Over time I did a bit more investigative work on these disks, and found additional bugginess in the firmware. I found that unreadable sectors that come up as “pending” sectors in SMART, once written to, disappear rather than show up as reallocated sectors. The pending sector count goes down to 0, and the reallocated sector count stays at 0. This is extremely bad behaviour, and affects not just the HD501LJ mode, but also the 1TB HD103UJ disk from the same manufacturer. Since it isn’t limited to a specific model, it seems likely that it affects all disks made by this manufacturer. I should also point out that there is another model of a disk that I have observed the exact same behaviour from: WD5000AAKS. You have been warned – these disks lie about the number of reallocated sectors they have, which means that one of the most important metrics indicating the health of the disk is missing. In some cases these disks also refused to reallocate the sectors on overwrite. It is worth noting that Google’s research on disk reliability shows the sector reallocation count to be the most reliable indicator of the disk’s imminent failure. They have found that 40% of the failed disks show reallocated sectors (see Figure 14. in the linked document).
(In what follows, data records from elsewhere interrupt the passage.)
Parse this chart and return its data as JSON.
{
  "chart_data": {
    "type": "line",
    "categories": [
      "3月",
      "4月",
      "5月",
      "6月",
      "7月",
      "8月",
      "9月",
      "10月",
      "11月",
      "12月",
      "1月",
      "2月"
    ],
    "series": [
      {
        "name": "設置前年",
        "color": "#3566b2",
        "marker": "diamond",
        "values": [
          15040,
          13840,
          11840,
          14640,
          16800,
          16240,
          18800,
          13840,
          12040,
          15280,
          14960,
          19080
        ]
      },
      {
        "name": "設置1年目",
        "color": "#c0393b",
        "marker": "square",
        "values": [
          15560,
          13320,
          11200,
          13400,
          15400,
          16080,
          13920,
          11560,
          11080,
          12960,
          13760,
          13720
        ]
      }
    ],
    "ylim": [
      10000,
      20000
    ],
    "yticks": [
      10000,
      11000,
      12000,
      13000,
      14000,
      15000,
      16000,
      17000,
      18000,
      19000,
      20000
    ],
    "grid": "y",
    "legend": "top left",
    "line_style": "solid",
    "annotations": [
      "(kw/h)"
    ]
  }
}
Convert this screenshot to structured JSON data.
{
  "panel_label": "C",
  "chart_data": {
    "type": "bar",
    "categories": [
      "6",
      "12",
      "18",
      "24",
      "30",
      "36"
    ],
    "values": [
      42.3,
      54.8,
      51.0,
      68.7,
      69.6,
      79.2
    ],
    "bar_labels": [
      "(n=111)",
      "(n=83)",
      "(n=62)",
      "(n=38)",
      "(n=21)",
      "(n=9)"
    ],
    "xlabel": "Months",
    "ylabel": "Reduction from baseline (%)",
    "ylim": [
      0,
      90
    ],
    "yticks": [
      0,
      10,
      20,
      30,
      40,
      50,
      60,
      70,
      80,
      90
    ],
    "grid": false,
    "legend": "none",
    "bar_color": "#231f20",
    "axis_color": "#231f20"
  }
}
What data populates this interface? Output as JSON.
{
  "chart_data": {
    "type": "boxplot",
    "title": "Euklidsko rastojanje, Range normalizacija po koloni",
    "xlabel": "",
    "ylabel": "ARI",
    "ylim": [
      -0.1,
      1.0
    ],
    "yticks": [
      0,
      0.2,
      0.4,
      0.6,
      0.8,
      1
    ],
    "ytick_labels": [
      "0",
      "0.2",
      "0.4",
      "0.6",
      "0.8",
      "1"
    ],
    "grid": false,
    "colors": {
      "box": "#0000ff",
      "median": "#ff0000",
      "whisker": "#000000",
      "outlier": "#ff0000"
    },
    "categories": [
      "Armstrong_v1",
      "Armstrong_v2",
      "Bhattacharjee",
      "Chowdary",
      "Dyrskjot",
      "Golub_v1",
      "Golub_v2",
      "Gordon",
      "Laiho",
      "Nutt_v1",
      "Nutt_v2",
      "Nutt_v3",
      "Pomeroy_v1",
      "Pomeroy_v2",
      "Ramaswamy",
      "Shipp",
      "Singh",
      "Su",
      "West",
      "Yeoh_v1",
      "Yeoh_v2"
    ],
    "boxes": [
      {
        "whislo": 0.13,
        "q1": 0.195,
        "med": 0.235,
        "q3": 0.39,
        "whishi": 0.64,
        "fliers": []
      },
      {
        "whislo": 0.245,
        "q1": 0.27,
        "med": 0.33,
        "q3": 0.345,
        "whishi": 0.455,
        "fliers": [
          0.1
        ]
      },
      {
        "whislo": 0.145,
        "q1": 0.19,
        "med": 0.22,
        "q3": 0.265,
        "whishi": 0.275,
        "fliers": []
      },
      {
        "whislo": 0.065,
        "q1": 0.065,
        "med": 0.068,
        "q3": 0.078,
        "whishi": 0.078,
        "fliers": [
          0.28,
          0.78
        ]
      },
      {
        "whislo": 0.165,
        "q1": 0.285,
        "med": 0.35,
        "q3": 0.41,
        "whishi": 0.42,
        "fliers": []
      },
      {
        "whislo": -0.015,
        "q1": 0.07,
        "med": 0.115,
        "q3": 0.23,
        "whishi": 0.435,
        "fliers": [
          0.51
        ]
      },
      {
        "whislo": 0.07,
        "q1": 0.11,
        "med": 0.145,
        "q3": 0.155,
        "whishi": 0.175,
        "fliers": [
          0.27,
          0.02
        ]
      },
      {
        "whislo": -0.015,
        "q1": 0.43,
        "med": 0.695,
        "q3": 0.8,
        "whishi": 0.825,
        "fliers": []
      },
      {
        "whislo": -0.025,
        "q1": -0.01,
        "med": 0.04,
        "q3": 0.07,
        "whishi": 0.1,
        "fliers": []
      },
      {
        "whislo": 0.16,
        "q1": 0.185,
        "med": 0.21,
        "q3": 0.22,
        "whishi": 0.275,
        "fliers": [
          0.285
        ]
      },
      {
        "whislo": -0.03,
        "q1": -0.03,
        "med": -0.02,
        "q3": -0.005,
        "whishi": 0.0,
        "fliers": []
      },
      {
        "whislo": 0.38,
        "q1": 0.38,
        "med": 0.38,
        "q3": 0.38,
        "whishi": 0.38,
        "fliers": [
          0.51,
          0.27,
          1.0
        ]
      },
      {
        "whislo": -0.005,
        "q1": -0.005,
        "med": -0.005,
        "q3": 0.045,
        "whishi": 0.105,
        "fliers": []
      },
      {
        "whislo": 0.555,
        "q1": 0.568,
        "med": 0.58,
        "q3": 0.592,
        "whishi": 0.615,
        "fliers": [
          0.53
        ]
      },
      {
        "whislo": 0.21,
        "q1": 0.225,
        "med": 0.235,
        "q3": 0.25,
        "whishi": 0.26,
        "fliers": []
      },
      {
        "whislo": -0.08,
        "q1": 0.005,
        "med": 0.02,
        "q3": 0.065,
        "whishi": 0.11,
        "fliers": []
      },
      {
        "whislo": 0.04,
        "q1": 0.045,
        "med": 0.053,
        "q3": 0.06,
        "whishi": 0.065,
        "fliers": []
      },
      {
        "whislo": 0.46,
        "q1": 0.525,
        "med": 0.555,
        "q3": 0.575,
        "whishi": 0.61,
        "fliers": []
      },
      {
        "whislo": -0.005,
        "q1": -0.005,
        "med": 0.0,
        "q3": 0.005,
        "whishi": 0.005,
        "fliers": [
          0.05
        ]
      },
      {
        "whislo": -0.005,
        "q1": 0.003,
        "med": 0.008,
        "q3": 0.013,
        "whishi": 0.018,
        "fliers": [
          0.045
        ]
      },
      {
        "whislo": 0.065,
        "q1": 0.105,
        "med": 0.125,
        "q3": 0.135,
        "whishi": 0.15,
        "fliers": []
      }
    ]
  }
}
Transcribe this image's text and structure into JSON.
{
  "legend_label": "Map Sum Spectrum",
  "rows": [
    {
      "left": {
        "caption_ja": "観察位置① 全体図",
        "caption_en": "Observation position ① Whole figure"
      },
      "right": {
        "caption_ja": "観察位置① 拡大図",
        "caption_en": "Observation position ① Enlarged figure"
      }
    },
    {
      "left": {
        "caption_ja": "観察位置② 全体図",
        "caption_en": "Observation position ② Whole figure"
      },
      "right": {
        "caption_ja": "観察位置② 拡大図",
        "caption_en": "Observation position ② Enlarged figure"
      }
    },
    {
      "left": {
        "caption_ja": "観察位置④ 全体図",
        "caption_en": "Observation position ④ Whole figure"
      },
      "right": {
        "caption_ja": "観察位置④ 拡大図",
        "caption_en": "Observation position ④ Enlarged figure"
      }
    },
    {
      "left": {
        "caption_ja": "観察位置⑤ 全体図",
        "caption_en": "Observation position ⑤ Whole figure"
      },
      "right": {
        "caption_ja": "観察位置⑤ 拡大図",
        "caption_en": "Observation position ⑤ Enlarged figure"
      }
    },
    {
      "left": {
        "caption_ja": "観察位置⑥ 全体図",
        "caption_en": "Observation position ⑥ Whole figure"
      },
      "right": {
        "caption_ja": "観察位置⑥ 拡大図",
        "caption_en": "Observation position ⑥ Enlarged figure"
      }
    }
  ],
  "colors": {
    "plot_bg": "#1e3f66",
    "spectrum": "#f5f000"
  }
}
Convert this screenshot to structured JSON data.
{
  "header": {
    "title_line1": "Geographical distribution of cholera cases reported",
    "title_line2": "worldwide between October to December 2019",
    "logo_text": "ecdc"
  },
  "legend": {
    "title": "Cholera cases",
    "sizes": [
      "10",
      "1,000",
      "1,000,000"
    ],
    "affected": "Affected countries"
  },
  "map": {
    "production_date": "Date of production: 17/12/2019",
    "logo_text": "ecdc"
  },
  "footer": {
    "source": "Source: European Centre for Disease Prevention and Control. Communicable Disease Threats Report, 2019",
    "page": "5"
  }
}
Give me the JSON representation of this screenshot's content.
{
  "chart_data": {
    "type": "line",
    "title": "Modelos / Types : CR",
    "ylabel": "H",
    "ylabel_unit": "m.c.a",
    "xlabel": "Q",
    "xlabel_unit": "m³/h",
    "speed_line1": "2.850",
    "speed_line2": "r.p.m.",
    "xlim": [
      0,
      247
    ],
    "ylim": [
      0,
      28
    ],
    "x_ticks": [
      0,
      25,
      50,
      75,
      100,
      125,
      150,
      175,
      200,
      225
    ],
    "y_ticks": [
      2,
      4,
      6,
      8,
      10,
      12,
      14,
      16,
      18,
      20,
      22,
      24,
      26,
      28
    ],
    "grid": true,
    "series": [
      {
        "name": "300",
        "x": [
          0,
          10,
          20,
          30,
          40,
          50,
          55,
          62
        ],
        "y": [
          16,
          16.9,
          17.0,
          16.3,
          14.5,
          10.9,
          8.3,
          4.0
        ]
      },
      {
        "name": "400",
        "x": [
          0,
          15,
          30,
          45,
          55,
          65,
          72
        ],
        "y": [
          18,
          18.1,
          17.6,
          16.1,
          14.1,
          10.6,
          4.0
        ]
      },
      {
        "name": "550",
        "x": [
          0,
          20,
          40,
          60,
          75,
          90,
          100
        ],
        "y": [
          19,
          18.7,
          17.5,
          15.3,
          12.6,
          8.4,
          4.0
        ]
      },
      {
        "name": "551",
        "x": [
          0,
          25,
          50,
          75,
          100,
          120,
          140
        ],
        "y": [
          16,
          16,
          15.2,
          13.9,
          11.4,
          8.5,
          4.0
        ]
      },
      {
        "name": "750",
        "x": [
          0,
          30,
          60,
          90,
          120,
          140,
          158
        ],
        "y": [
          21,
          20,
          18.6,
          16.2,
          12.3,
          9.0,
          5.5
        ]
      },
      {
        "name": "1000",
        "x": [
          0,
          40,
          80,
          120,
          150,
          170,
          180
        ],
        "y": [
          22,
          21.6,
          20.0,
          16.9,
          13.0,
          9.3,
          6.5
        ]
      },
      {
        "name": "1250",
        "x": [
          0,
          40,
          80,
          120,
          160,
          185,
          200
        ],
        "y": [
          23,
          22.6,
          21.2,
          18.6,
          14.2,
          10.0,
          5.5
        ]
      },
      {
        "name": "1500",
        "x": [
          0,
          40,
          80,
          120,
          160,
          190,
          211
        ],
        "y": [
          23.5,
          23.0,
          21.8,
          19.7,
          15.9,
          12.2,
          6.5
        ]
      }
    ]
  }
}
It seems reasonable to assume that the reason the disks made by the two manufacturers in question do not track this value in order to reduce their warranty claims by making the problem remain unnoticed for longer – no doubt hoping that you won’t notice until just after the warranty period expires. Any manufacturer that does this doesn’t deserve your custom – spend your money instead on a brand of disks that works correctly! Consider yourself warned.

None of the remedial actions listed above are something an average user would likely be able to carry out, and a more knowledgeable user would get there in the end after spending more time on the task than the cost of a disk would justify. All I can say in conclusion is that unless your data and time are worthless, buy disks made by a more competent manufacturer. Good manufacturers make a bad model from time to time. Bad manufacturers make bad models all the time.

Update: I have recently come across an interesting article on disk failure rates. I cannot help but wonder how much higher would returns rates be on disks from the two manufacturers whose disks (mentioned above) I’ve had the misfortune to own if they weren’t misreporting reallocated sectors.